Zaten "demokrasi" dedikleri şey, çerçevesini Amerika'nın çizdiği, HDP üzerinden PKK'ya tanınacak bölgesel bir statü ile bakanlık, valilik, kaymakamlık vs. gibi adımlardır. Güneydoğu'yu PKK/HDP'nin üstüne yapınca 'demokrasi' gelecek sanıyorlar. Demokrasiden anladıkları şey en iyimser haliyle ülkenin bölüşülmesi ve paylaşılması.
Muhalefetin dişe dokunur tek itirazı ekonomiyle alakalı. Pandeminin olumsuz etkilediği ekonomi üzerinde tepinerek dikkat çekiyorlar. Millet, bunlara sadece kulak veriyor, gönül vermiyor. Herkes biliyor, ekonomi CHP'nin boyunu aşar. Ali Babacan'ı aralarına almaları da bir şeyi değiştirmez. Millet, Erdoğan'sız Babacan'ın bir hiç olduğunun farkında. Erdoğan'sız ne Abdullah Gül ne Babacan ne Davutoğlu bir şeydir; bu isimleri, kamuoyu, Erdoğan'ın katkısı sayesinde tanıyor, biliyor.

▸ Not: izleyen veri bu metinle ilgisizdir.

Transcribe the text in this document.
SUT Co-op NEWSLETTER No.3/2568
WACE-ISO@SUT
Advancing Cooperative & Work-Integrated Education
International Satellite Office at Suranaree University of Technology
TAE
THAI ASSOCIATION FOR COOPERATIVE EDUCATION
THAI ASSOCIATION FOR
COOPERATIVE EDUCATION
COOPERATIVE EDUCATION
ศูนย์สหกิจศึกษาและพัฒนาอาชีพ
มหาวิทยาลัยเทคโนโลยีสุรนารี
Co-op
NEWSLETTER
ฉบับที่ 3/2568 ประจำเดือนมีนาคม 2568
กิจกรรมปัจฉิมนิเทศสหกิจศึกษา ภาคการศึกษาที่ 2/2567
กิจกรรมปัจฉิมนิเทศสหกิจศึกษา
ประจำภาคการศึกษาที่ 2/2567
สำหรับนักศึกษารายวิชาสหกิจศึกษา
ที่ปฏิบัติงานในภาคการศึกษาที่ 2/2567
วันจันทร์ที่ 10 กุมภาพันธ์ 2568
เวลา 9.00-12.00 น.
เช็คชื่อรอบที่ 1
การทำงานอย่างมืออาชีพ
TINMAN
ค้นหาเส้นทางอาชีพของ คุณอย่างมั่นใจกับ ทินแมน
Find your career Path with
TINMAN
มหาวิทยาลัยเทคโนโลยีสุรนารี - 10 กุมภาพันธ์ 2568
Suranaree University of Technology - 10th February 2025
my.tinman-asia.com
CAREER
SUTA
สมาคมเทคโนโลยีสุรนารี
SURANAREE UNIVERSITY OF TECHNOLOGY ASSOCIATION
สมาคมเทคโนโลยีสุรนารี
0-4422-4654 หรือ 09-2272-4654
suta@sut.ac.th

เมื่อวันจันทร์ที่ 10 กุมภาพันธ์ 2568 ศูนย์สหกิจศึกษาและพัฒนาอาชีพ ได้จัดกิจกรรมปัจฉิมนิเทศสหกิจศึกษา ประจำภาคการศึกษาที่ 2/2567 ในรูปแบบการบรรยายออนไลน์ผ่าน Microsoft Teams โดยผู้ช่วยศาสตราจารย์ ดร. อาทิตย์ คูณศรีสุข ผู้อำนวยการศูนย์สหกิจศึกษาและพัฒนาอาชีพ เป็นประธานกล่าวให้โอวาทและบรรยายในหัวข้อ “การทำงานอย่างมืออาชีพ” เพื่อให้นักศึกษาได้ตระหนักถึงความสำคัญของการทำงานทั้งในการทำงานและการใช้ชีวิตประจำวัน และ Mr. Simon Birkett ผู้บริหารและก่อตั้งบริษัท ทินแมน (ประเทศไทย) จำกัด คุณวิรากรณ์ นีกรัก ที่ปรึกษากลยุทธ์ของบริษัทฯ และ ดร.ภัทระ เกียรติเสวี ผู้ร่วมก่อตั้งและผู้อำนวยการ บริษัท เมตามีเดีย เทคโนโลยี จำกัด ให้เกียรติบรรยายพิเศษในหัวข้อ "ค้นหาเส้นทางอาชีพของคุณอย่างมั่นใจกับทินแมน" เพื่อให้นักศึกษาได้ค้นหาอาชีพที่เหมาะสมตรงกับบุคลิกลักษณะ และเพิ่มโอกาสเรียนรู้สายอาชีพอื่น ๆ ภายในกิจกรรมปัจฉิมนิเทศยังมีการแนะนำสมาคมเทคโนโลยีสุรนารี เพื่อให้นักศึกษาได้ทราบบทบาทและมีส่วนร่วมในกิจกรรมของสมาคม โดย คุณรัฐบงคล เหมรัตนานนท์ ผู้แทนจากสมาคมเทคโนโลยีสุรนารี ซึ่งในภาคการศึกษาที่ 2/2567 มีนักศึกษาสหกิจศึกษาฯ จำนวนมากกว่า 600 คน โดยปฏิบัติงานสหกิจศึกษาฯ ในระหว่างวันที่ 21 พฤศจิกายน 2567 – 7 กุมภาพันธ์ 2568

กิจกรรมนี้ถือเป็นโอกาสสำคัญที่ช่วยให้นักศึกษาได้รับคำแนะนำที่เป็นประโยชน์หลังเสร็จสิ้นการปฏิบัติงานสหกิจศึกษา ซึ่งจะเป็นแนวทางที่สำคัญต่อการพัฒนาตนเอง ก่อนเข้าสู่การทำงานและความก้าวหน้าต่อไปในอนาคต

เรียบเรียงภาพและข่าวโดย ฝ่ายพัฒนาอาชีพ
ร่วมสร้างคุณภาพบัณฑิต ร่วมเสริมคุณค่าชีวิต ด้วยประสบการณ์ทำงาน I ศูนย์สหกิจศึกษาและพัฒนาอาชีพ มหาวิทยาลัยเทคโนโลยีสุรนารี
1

90'lar kampanyası işte bu yüzden başlatıldı. Bu muhalefetin seçim kazanma, hükümet kurma becerisi sıfır. Türkiye'de hükümet devirme becerisine sahip tek yapı FETÖ'ydü. 90'larda hayli tecrübe kazanmışlardı. "Derin devlet", "temiz toplum", "mafya" vb. argümanlar üzerine inşa ettikleri operasyonlarla hükümet yıkıp hükümet kuruyorlardı.

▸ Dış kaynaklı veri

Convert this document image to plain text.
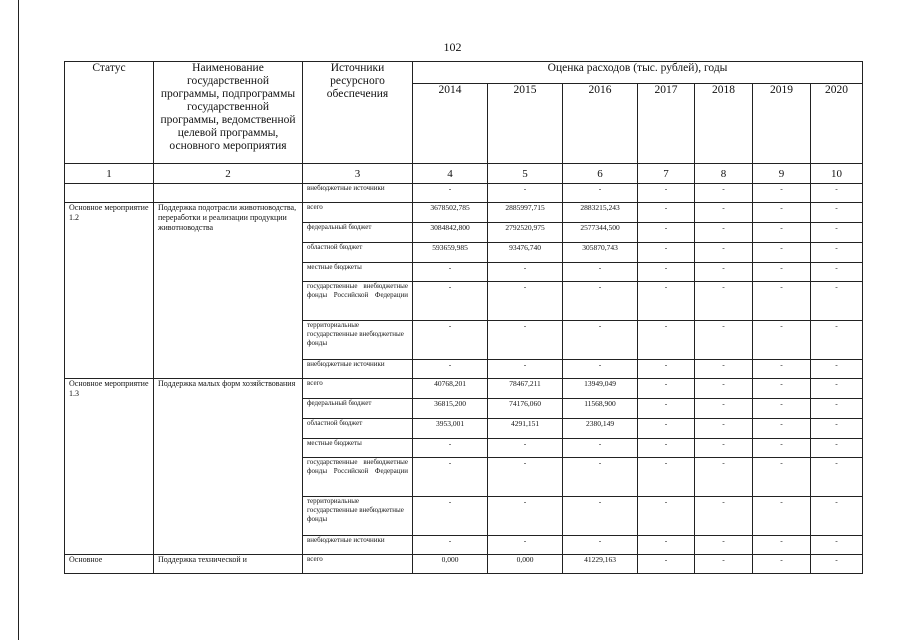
102
Статус	Наименование государственной программы, подпрограммы государственной программы, ведомственной целевой программы, основного мероприятия	Источники ресурсного обеспечения	Оценка расходов (тыс. рублей), годы						
			2014	2015	2016	2017	2018	2019	2020
1	2	3	4	5	6	7	8	9	10
		внебюджетные источники	-	-	-	-	-	-	-
Основное мероприятие 1.2	Поддержка подотрасли животноводства, переработки и реализации продукции животноводства	всего	3678502,785	2885997,715	2883215,243	-	-	-	-
		федеральный бюджет	3084842,800	2792520,975	2577344,500	-	-	-	-
		областной бюджет	593659,985	93476,740	305870,743	-	-	-	-
		местные бюджеты	-	-	-	-	-	-	-
		государственные внебюджетные фонды Российской Федерации	-	-	-	-	-	-	-
		территориальные государственные внебюджетные фонды	-	-	-	-	-	-	-
		внебюджетные источники	-	-	-	-	-	-	-
Основное мероприятие 1.3	Поддержка малых форм хозяйствования	всего	40768,201	78467,211	13949,049	-	-	-	-
		федеральный бюджет	36815,200	74176,060	11568,900	-	-	-	-
		областной бюджет	3953,001	4291,151	2380,149	-	-	-	-
		местные бюджеты	-	-	-	-	-	-	-
		государственные внебюджетные фонды Российской Федерации	-	-	-	-	-	-	-
		территориальные государственные внебюджетные фонды	-	-	-	-	-	-	-
		внебюджетные источники	-	-	-	-	-	-	-
Основное	Поддержка технической и	всего	0,000	0,000	41229,163	-	-	-	-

Bundan dolayı yine Pensilvanya devreye girerek 90'lardaki taktiklerini bugüne taşımak zorunda kaldı. Eski bir derin devlet üyesi ve mafya figürü olan Sedat Peker üzerinden gündeme taşınan iddia ve suçlamalarla anti-Erdoğan kampanyası başlatılarak seçim öncesi muhalefetin eline birkaç işe yarar argüman verilmek istendi. 90'lardan kopya bu taktiklerle Türkiye'ye çökebileceklerini düşündüler.
90'lardan kopyaladıkları modelle geliştirdikleri kampanya millete de fazlasıyla tanıdık geldi. Bu filmi, bu oyunu daha önce görmüşlerdi. Cumhurbaşkanı Erdoğan ve Devlet Bahçeli'nin ikna edici açıklamaları ve fitneye geçit vermeyen tutumları, muhalefetin umut bağladığı 90'lar kampanyasının daha başlamadan sonunu getirdi.
İşin doğrusu şu; Amerikan derin devletinin güdümündeki muhalefetin tek amacı bir oldu bitti yaratıp Türkiye'ye çökmek. "Demokrasi", "ekonomi", "gençler" vs. bunlar hepsi safsata. Bu taktik 90'larda işe yaramıştı; 3 Kasım 2002 seçimlerine kadar olan süreçte kuru gürültüyle siyaseti dizayn edebiliyor, hükümet devirebiliyorlardı. Artık kuru gürültüye, birkaç medya operasyonuna pabuç bırakacak bir Türkiye yok. Aksine, Peker'in videoları üzerinden başlattıkları bu operasyon Cumhurbaşkanı Erdoğan'ı güçlendirdi, AK Parti ve Milliyetçi Hareket Partisi'nin toplum desteğini konsolide etti. Bu gerçeği de çok geçmeden anlayacaklar!